Pakistan to Send Ground Troops to Yemen


Security forces  foil attack on Quetta airbases

ISLAMABAD/RIYADH – Saudi Arabia has formally sought military support from Pakistan to help quell Houthi rebels in Yemen, who have been posing a serious threat to the kingdom’s territorial integrity as reported by agencies.

The request was made at a meeting between the Pakistani delegation, headed by Defence Minister Khawaja Asif and Adviser to Prime Minister on Foreign Affairs Sartaj Aziz, and Saudi officials held in Riyadh on Wednesday.

Sources said the Saudi authorities told the Pakistani delegation that its military help had become absolutely necessary to stop the Houthi rebels from further marching on the Saudi border and to secure the territorial integrity of the Kingdom.

Though sources in the Foreign Office and the Defence Ministry remained tightlipped about the outcome of the meetings in Saudi Arabia, it was learnt that the Pakistani delegation assured the Saudi authorities about Islamabad’s concerns regarding the situation in Yemen.

Sources further said that the Pakistani delegation also gave categorical assurance to the Saudi authorities that Pakistan would take all possible measures in case of any threat to territorial integrity and sovereignty of Saudi Arabia.

The delegation is expected to brief Prime Minister Nawaz Sharif about its assessment of the situation in Saudi Arabia as well as in Yemen.
The delegation was sent to Saudi Arabia after threadbare consultations and review on KSA’s request to Pakistan for assistance in the face of Houthi rebels’ threat to the kingdom.

According to reports, the defence minister made it clear that any attempt by the Houthi rebels to attack Saudi Arabia would be given a befitting response.
He added Pakistan considered its religious obligation to protect the holy cities from aggression.

The Mideast media claimed the delegation assured the Saudi authorities that Pakistani troops would be sent to Saudi Arabia and a formal announcement in this regard would be made by high-ups once the delegation returned home.

Quoting Arab media reports, Online news agency said Pakistan had agreed to send its troops.
The agency quoted Saudi Arabia Defence Minister Prince Mohammed bin Salman bin Abdulaziz as saying, “Pakistan will soon send its forces to the country for a joint military operation against Houthi rebels.

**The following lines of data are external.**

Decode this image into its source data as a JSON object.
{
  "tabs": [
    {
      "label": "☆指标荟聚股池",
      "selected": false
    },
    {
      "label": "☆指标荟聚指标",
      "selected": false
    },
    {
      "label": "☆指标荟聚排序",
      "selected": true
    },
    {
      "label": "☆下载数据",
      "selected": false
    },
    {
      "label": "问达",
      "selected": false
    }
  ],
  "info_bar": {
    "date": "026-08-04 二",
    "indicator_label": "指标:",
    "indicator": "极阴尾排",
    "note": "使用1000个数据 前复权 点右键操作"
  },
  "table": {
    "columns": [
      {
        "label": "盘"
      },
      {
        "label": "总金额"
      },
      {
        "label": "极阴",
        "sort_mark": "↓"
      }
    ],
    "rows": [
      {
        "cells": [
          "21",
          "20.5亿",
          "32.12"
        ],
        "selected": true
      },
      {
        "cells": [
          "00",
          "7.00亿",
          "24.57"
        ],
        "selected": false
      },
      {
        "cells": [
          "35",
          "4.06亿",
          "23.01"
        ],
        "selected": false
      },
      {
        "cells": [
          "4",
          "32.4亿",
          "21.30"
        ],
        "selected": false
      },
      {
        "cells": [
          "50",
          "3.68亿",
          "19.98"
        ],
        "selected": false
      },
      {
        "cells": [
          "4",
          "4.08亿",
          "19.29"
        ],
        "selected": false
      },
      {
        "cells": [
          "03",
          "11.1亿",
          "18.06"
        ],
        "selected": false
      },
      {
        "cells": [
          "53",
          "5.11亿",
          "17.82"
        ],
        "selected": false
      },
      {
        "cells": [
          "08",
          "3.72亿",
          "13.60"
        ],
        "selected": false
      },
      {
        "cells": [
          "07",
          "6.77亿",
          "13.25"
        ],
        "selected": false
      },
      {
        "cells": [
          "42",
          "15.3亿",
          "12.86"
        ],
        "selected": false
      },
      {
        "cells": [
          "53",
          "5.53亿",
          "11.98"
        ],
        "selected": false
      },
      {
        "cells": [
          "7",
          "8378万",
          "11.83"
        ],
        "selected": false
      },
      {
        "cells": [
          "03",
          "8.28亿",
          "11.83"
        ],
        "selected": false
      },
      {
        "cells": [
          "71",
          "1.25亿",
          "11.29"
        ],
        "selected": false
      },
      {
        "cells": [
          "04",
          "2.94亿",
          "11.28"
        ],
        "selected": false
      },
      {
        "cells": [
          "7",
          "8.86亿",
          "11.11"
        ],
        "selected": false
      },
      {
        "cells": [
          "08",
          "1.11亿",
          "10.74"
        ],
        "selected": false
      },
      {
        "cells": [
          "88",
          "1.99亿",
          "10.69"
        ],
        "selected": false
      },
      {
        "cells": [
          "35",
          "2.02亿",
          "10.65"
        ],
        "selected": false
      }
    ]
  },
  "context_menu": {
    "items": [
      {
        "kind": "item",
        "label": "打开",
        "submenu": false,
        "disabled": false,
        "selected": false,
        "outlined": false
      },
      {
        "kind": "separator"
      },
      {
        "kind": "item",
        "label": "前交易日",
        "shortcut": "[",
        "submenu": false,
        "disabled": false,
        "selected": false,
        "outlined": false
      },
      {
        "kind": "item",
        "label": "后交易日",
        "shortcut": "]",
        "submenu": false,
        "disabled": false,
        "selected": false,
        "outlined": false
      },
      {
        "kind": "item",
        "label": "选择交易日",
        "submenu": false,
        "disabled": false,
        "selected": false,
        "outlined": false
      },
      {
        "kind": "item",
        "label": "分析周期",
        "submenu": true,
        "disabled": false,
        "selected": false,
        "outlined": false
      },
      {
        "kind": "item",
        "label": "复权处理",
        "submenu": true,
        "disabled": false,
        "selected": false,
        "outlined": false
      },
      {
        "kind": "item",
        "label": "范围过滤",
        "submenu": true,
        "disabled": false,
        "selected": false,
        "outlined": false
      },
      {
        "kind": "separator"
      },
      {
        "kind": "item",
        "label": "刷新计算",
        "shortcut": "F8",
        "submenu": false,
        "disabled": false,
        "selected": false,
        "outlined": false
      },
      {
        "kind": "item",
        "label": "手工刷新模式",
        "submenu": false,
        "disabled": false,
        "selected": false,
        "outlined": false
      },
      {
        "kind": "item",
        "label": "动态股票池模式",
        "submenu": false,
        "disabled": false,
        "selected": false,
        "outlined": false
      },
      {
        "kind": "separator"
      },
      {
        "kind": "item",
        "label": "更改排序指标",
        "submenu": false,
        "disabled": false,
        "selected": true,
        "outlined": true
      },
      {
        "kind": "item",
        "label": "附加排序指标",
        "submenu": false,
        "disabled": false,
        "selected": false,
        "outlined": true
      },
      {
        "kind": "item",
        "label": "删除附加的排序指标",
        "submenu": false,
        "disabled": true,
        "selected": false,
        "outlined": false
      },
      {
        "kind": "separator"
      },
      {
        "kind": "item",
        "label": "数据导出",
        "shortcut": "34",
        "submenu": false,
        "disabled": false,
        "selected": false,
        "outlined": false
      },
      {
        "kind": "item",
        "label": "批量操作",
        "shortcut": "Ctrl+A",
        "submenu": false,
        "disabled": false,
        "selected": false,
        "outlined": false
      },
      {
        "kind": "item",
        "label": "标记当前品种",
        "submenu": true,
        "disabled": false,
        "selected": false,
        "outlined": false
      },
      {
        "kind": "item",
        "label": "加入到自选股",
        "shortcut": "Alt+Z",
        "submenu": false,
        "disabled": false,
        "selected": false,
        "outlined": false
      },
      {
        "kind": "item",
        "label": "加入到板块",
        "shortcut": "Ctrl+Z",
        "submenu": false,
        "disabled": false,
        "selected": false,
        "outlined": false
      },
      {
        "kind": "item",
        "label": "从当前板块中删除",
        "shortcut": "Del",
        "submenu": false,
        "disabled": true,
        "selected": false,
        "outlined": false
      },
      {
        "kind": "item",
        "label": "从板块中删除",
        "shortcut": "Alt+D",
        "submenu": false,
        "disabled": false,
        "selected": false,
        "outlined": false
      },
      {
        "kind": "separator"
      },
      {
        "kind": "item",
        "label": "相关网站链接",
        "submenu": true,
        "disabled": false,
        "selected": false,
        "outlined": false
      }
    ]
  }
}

According to the Arab media, following the meeting of Pakistan high-level delegation with Saudi authorities, it was decided that the Pak Army would launch a joint operation with the Saudi Army against Houthi rebels in Yemen.

Yemen’s foreign minister called Wednesday for the Saudi-led military coalition to send ground troops to tackle rebels in his country.

“Yes, I’m calling for this (ground forces) because I think at some stage air strikes will be ineffective,” Riyadh Yassin told AFP during an interview in the Saudi capital where he has taken refuge along with President Abedrabbo Mansour Hadi.

His appeal coincided with warnings from aid groups about a brewing humanitarian crisis and civilian casualties in Yemen, where the coalition began air strikes a week ago.

Yassin said ground forces would cause “less civilian casualties” but added the main reason he proposes a land operation is to enable aid deliveries.
“I am suggesting to start as soon as possible,” he added.

“We don’t have a safe place from where they can operate,” he said of the aid groups.

On Tuesday the Saudi-led coalition’s spokesman, Brigadier General Ahmed Assiri, said that “so far there is no need for land intervention” in Yemen but the need might arise “at any time”.

A Western diplomatic source on Wednesday said that a land offensive would be “very, very complicated and difficult”, partly because it would have to pass mountainous terrain in the country’s north, with which the Houthi rebels are highly familiar.
The source ruled out a seaborne landing because the coalition lacks amphibious forces.

But the foreign minister said troops could come in from the south, around the port city of Aden, which would be relatively easy to secure and could become safe for humanitarian operations.

Aid agencies said on Tuesday they could not get assistance into Yemen.

The closure of the country’s international airports, and restrictions on seaports, are hampering delivery, Doctors Without Borders said.

Assiri said all kinds of assistance for Yemen’s needy are welcome but it has to go through “diplomatic channels”.

He said the movement of aid needs to be coordinated with the military “to make sure that we don’t have any mistakes or any misunderstandings concerning the movement in the ports or airports or through the Saudi border.

Since Friday at least 93 civilians have been killed and 364 wounded in the conflict, the UN human rights office said on Tuesday.

“I’m very, very concerned” about the civilian impact, Riyadh Yassin said.